The final chapter of the book narrates how these two rivers, the Pentecostal/Charismatic Praise and Worship stream and the Evangelical Contemporary Worship stream, converged in the 1990’s into one gigantic river system that constitutes what we know today as the contemporary Christian music industry. And “industry” is the right word; it is a behemoth that cannot be ignored. As the subtitle of the book says these trends have indeed “reshaped the protestant church.”

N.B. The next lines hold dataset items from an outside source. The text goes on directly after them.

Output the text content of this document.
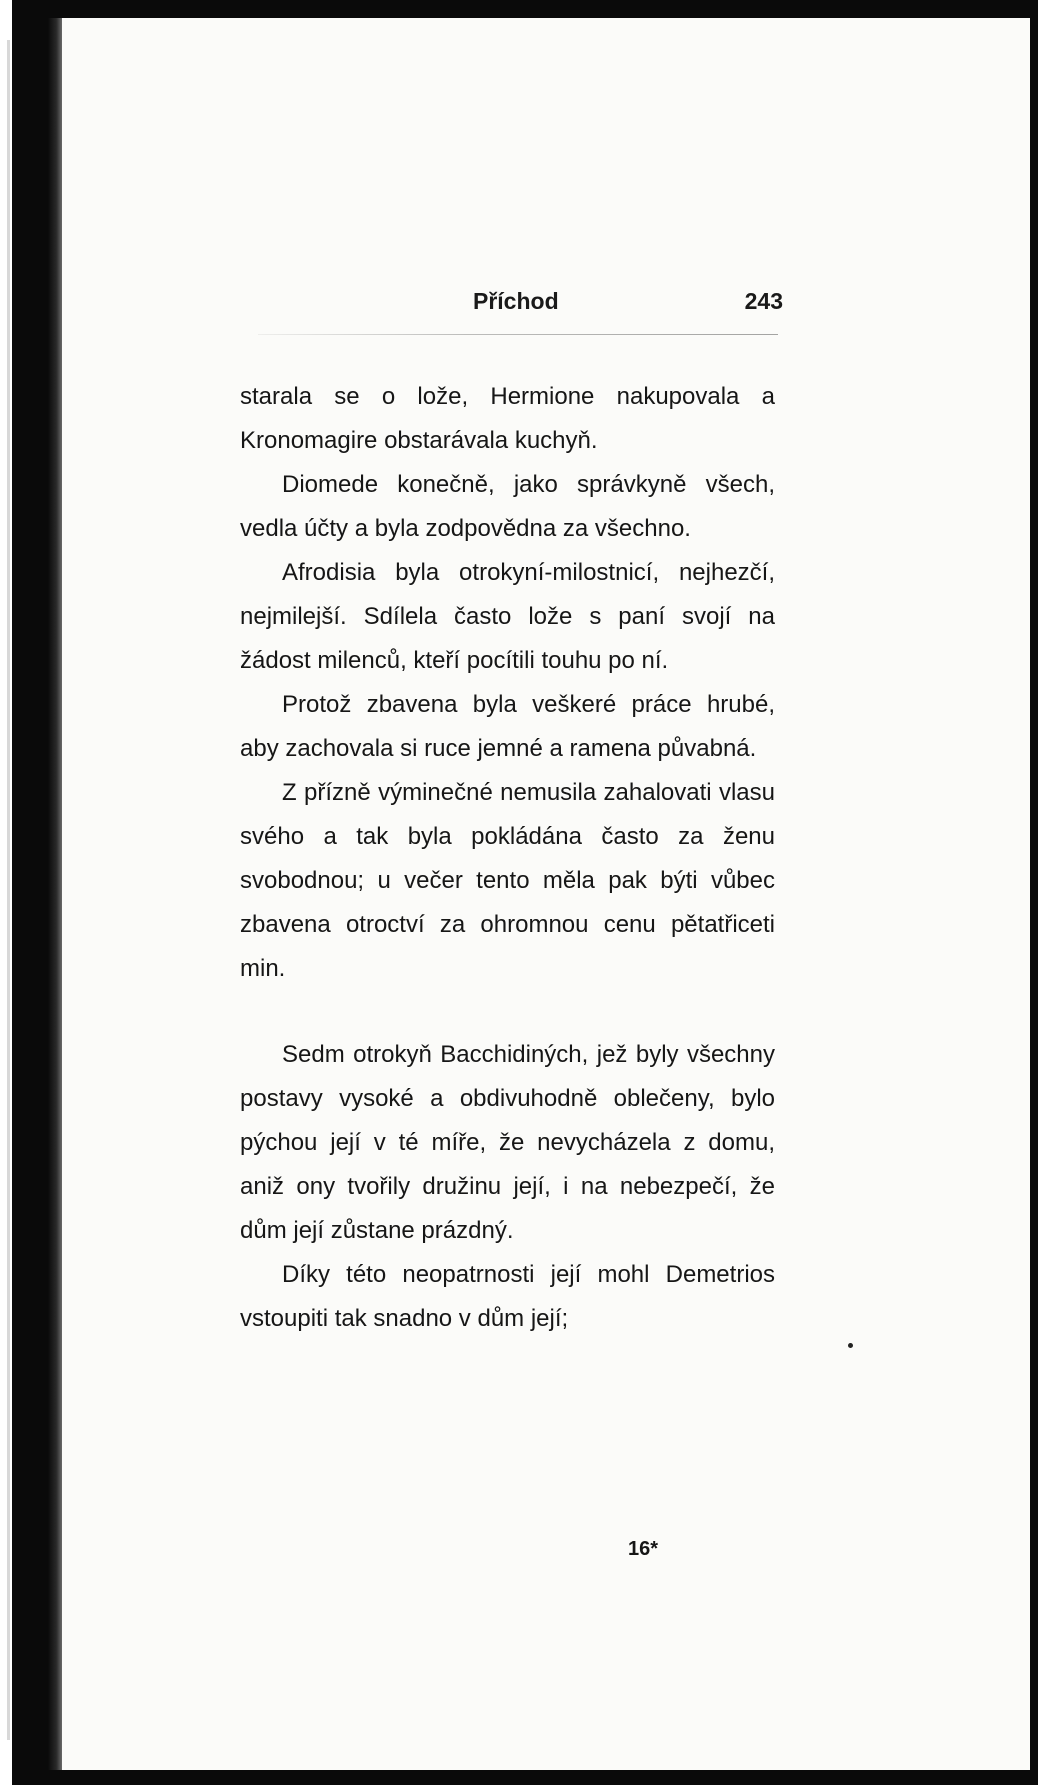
Příchod	243

starala se o lože, Hermione nakupovala a Kronomagire obstarávala kuchyň.

Diomede konečně, jako správkyně všech, vedla účty a byla zodpovědna za všechno.

Afrodisia byla otrokyní-milostnicí, nejhezčí, nejmilejší. Sdílela často lože s paní svojí na žádost milenců, kteří pocítili touhu po ní.

Protož zbavena byla veškeré práce hrubé, aby zachovala si ruce jemné a ramena půvabná.

Z přízně výminečné nemusila zahalovati vlasu svého a tak byla pokládána často za ženu svobodnou; u večer tento měla pak býti vůbec zbavena otroctví za ohromnou cenu pětatřiceti min.

Sedm otrokyň Bacchidiných, jež byly všechny postavy vysoké a obdivuhodně oblečeny, bylo pýchou její v té míře, že nevycházela z domu, aniž ony tvořily družinu její, i na nebezpečí, že dům její zůstane prázdný.

Díky této neopatrnosti její mohl Demetrios vstoupiti tak snadno v dům její;

16*
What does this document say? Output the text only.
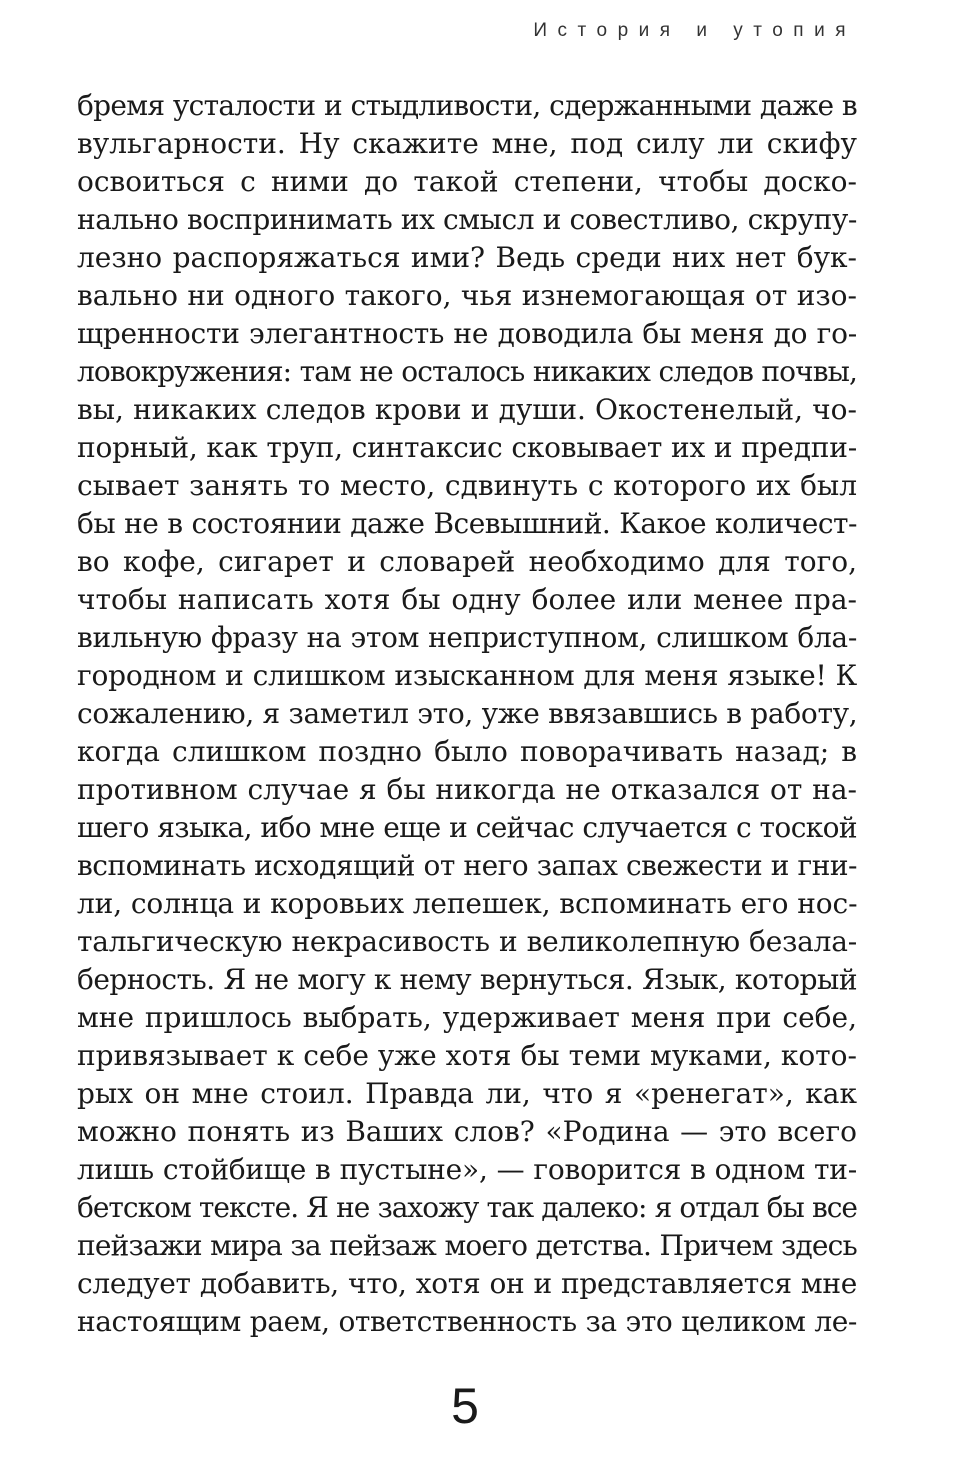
История и утопия
бремя усталости и стыдливости, сдержанными даже в
вульгарности. Ну скажите мне, под силу ли скифу
освоиться с ними до такой степени, чтобы доско-
нально воспринимать их смысл и совестливо, скрупу-
лезно распоряжаться ими? Ведь среди них нет бук-
вально ни одного такого, чья изнемогающая от изо-
щренности элегантность не доводила бы меня до го-
ловокружения: там не осталось никаких следов почвы,
вы, никаких следов крови и души. Окостенелый, чо-
порный, как труп, синтаксис сковывает их и предпи-
сывает занять то место, сдвинуть с которого их был
бы не в состоянии даже Всевышний. Какое количест-
во кофе, сигарет и словарей необходимо для того,
чтобы написать хотя бы одну более или менее пра-
вильную фразу на этом неприступном, слишком бла-
городном и слишком изысканном для меня языке! К
сожалению, я заметил это, уже ввязавшись в работу,
когда слишком поздно было поворачивать назад; в
противном случае я бы никогда не отказался от на-
шего языка, ибо мне еще и сейчас случается с тоской
вспоминать исходящий от него запах свежести и гни-
ли, солнца и коровьих лепешек, вспоминать его нос-
тальгическую некрасивость и великолепную безала-
берность. Я не могу к нему вернуться. Язык, который
мне пришлось выбрать, удерживает меня при себе,
привязывает к себе уже хотя бы теми муками, кото-
рых он мне стоил. Правда ли, что я «ренегат», как
можно понять из Ваших слов? «Родина — это всего
лишь стойбище в пустыне», — говорится в одном ти-
бетском тексте. Я не захожу так далеко: я отдал бы все
пейзажи мира за пейзаж моего детства. Причем здесь
следует добавить, что, хотя он и представляется мне
настоящим раем, ответственность за это целиком ле-
5
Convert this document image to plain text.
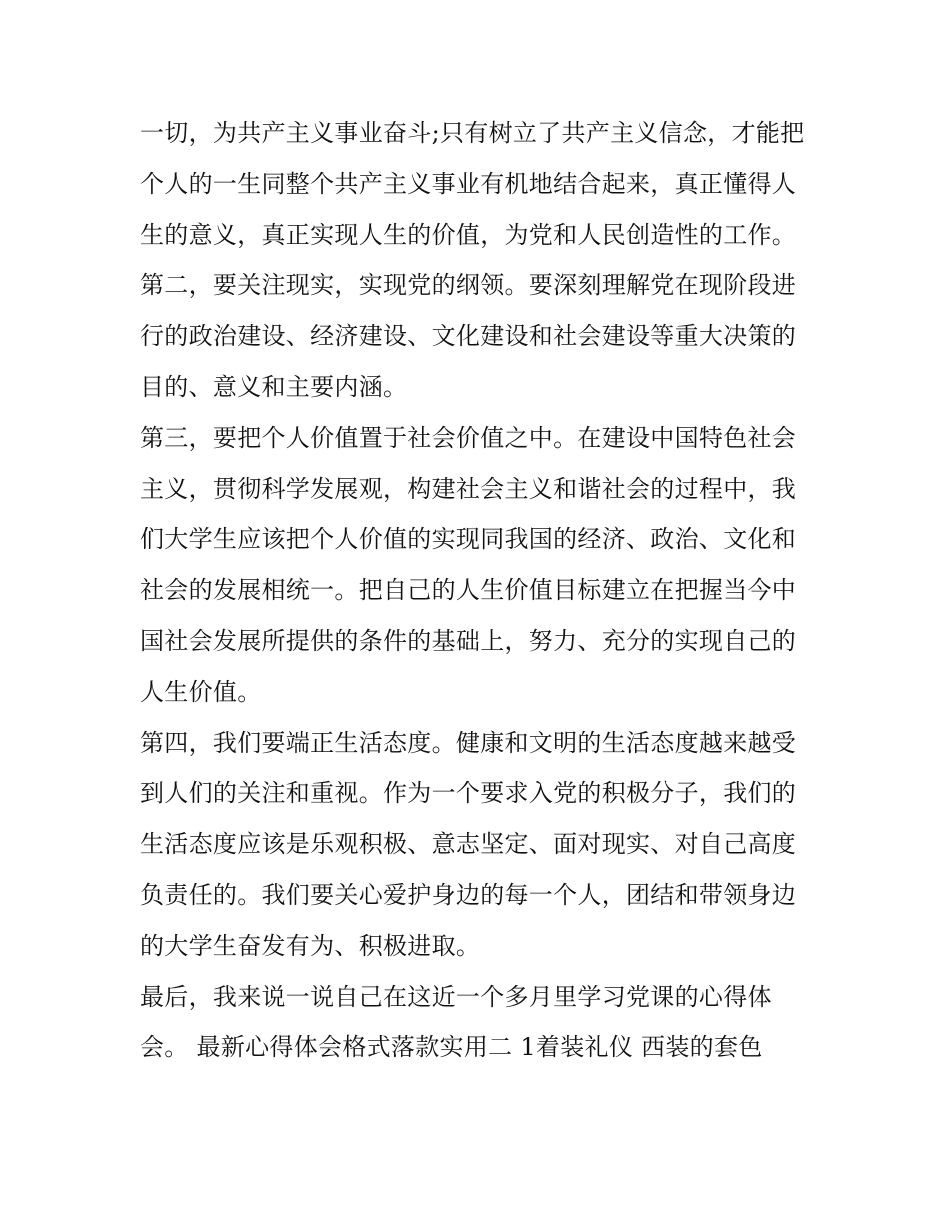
一切，为共产主义事业奋斗;只有树立了共产主义信念，才能把个人的一生同整个共产主义事业有机地结合起来，真正懂得人生的意义，真正实现人生的价值，为党和人民创造性的工作。

第二，要关注现实，实现党的纲领。要深刻理解党在现阶段进行的政治建设、经济建设、文化建设和社会建设等重大决策的目的、意义和主要内涵。

第三，要把个人价值置于社会价值之中。在建设中国特色社会主义，贯彻科学发展观，构建社会主义和谐社会的过程中，我们大学生应该把个人价值的实现同我国的经济、政治、文化和社会的发展相统一。把自己的人生价值目标建立在把握当今中国社会发展所提供的条件的基础上，努力、充分的实现自己的人生价值。

第四，我们要端正生活态度。健康和文明的生活态度越来越受到人们的关注和重视。作为一个要求入党的积极分子，我们的生活态度应该是乐观积极、意志坚定、面对现实、对自己高度负责任的。我们要关心爱护身边的每一个人，团结和带领身边的大学生奋发有为、积极进取。

最后，我来说一说自己在这近一个多月里学习党课的心得体会。 最新心得体会格式落款实用二 1着装礼仪 西装的套色
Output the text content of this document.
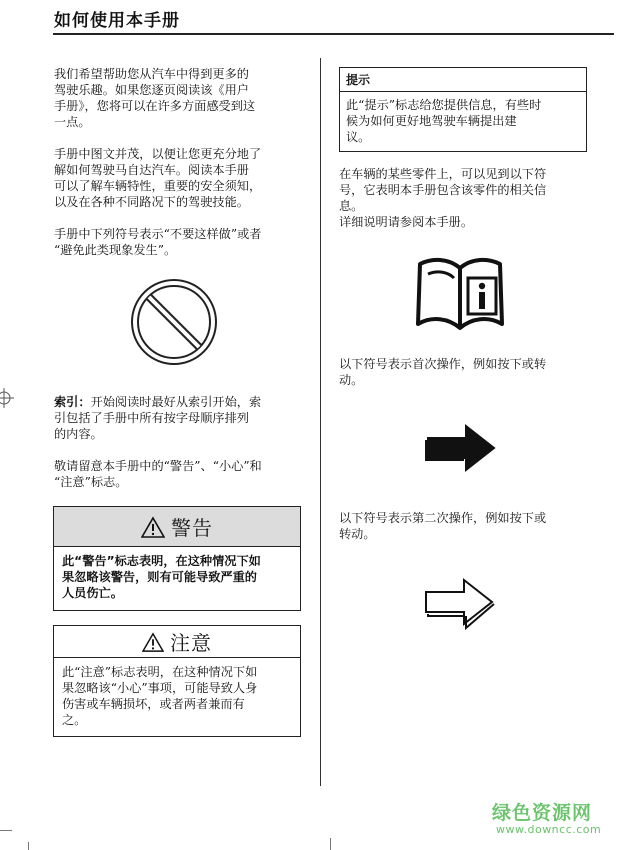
如何使用本手册
我们希望帮助您从汽车中得到更多的
驾驶乐趣。如果您逐页阅读该《用户
手册》，您将可以在许多方面感受到这
一点。
手册中图文并茂，以便让您更充分地了
解如何驾驶马自达汽车。阅读本手册
可以了解车辆特性，重要的安全须知，
以及在各种不同路况下的驾驶技能。
手册中下列符号表示“不要这样做”或者
“避免此类现象发生”。
索引：开始阅读时最好从索引开始，索
引包括了手册中所有按字母顺序排列
的内容。
敬请留意本手册中的“警告”、“小心”和
“注意”标志。
警告
此“警告”标志表明，在这种情况下如
果忽略该警告，则有可能导致严重的
人员伤亡。
注意
此“注意”标志表明，在这种情况下如
果忽略该“小心”事项，可能导致人身
伤害或车辆损坏，或者两者兼而有
之。
提示
此“提示”标志给您提供信息，有些时
候为如何更好地驾驶车辆提出建
议。
在车辆的某些零件上，可以见到以下符
号，它表明本手册包含该零件的相关信
息。
详细说明请参阅本手册。
以下符号表示首次操作，例如按下或转
动。
以下符号表示第二次操作，例如按下或
转动。
绿色资源网
www.downcc.com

Protestant worship underwent a major shift in the twentieth century from a Word-centered service in which there was a dialogue between God and his people to a mystical experience of direct encounter between the soul of the worshipper and God facilitated by contemporary music. The heart of worship was no longer a rationally exercised faith but rather a non-rational, emotional sense of connection. The mutation seems as drastic as the move from the medieval mass to Protestant preaching services in the sixteenth century. If doctrine follows liturgical practice, the long-term implications for Evangelical belief are still to be determined, but cannot be insignificant.
Marketers and Mystics Together
What is fascinating about these two streams is how they were able to merge even though superficially they seemed very different from each other. A business-oriented, marketing strategy would seem to have little to do with a mystical, emotional encounter with the Divine. Yet here we are; the marketers and the mystics lie down together in peace in the late modern kingdom of naturalism. The key to understanding how this could occur is to recognize that there is such a thing as functional naturalism, which is distinct from theoretical naturalism. In the former people just act as if everything in our experience could be reduced to natural laws and they do not take the supernatural into account. In the latter people pointedly proclaim that nothing exists beyond nature, so they believe there are no supernatural laws to consider.
As a result of the Enlightenment, Western culture adopted philosophical naturalism, which seemed to create an impenetrable barrier to Christian influence on culture. So, Liberal Protestantism adopted philosophical naturalism and immediately went into terminal decline. Evangelicalism rejected philosophical or theoretical naturalism, but adopted a functional naturalism, which made it compatible with the spirit of the age. Now what remains to be seen is if the functional naturalism of Evangelicalism will lead to secularization and the same fate as Liberal Protestantism. If the principle of “Lex orandi, lex credendi” (the law of prayer is the law of faith) turns out to hold for Evangelicalism, we may be looking at a looming catastrophe.